There's a reason the Daily Mail is no longer seen as a reliable source for Wikipedia: it often misrepresents cases like this.

Here's a useful blog that discusses the Mail's misleading coverage: https://obscurer.co.uk/category/law/

> Mr Phillips, 44, is one of two men interviewed by police following a bitter, ill-tempered feud over plans for a mining memorial in the town centre – a well-intentioned project that, claims one leading councillor and barrister, has been ambushed by some members of the Far Right and used as a propaganda platform.

[...]

> And he sent the Sunday Mercury screen grabs – one a shocking image of decapitation, another featuring a wheelchair-bound individual, posted by Mr Phillips.

> He said: “They are vile and deeply offensive, anti-Muslim, anti-disabled.”

That's not even close to "made 2 nelson mandela jokes", is it?


Fair enough. The actual reason for his arrest isn't clear to me, but I'll withdraw it as an example of something that is obviously overbroad.

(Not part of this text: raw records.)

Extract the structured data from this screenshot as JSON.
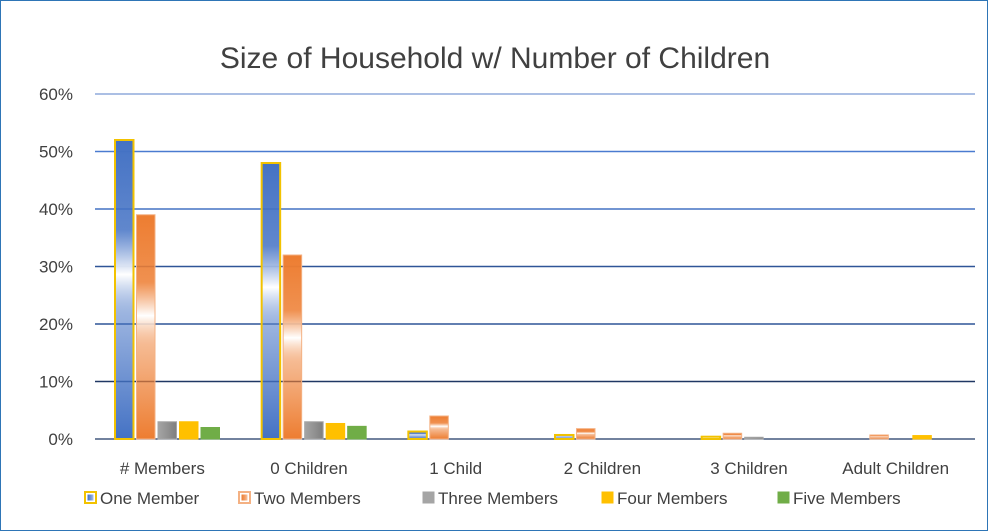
{
  "chart_data": {
    "type": "bar",
    "title": "Size of Household w/ Number of Children",
    "xlabel": "",
    "ylabel": "",
    "categories": [
      "# Members",
      "0 Children",
      "1 Child",
      "2 Children",
      "3 Children",
      "Adult Children"
    ],
    "series": [
      {
        "name": "One Member",
        "values": [
          52,
          48,
          1.3,
          0.7,
          0.4,
          0
        ],
        "fill_start": "#4472c4",
        "fill_end": "#ffffff",
        "border": "#f2c200",
        "style": "gradient-blue"
      },
      {
        "name": "Two Members",
        "values": [
          39,
          32,
          4,
          1.8,
          1,
          0.7
        ],
        "fill_start": "#ed7d31",
        "fill_end": "#ffffff",
        "border": "#f4b183",
        "style": "gradient-orange"
      },
      {
        "name": "Three Members",
        "values": [
          3,
          3,
          0,
          0,
          0.3,
          0
        ],
        "fill_start": "#a5a5a5",
        "fill_end": "#7f7f7f",
        "border": "#a5a5a5",
        "style": "gradient-gray"
      },
      {
        "name": "Four Members",
        "values": [
          3,
          2.7,
          0,
          0,
          0,
          0.6
        ],
        "fill_start": "#ffc000",
        "fill_end": "#ffc000",
        "border": "#ffc000",
        "style": "solid-gold"
      },
      {
        "name": "Five Members",
        "values": [
          2,
          2.2,
          0,
          0,
          0,
          0
        ],
        "fill_start": "#70ad47",
        "fill_end": "#70ad47",
        "border": "#70ad47",
        "style": "solid-green"
      }
    ],
    "ylim": [
      0,
      60
    ],
    "yticks": [
      "0%",
      "10%",
      "20%",
      "30%",
      "40%",
      "50%",
      "60%"
    ],
    "ytick_values": [
      0,
      10,
      20,
      30,
      40,
      50,
      60
    ],
    "y_format": "percent",
    "grid": true,
    "gridline_colors": [
      "#1f3864",
      "#203864",
      "#2e5597",
      "#2f5597",
      "#4472c4",
      "#4a7bd0",
      "#8faadc"
    ],
    "legend_position": "bottom"
  }
}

Because it's bullshit from people who consider being called out on their hurtful behavior as being imprisonned. They want to be free to hurt people, but they don't want us to have freedom to confront them about this.


Words are words. They can’t hurt unless you let them. If you don’t want to hear them get off twitter. Prison isn’t a reasonable response. Sad that George Orwell being proven right in the UK of all places.


Words have power. Hitler was voted into power legitimately based on the power of his speeches.

Want to guess how that worked out in the end?


Hitlers crimes were his actions, not his words. That the world erred in not taking his words seriously and preparing to stop the actions he said he’d do, doesn’t mean the solution to future hitlers is s thought police.


It's also worth noting that the Weimar Republic had laws against "hate speech", under which Nazis were prosecuted and jailed. See https://www.newyorker.com/news/news-desk/copenhagen-speech-v...:

Leading Nazis such as Joseph Goebbels, Theodor Fritsch, and Julius Streicher were all prosecuted for anti-Semitic speech. Streicher served two prison sentences. Rather than deterring the Nazis and countering anti-Semitism, the many court cases served as effective public-relations machinery, affording Streicher the kind of attention he would never have found in a climate of a free and open debate.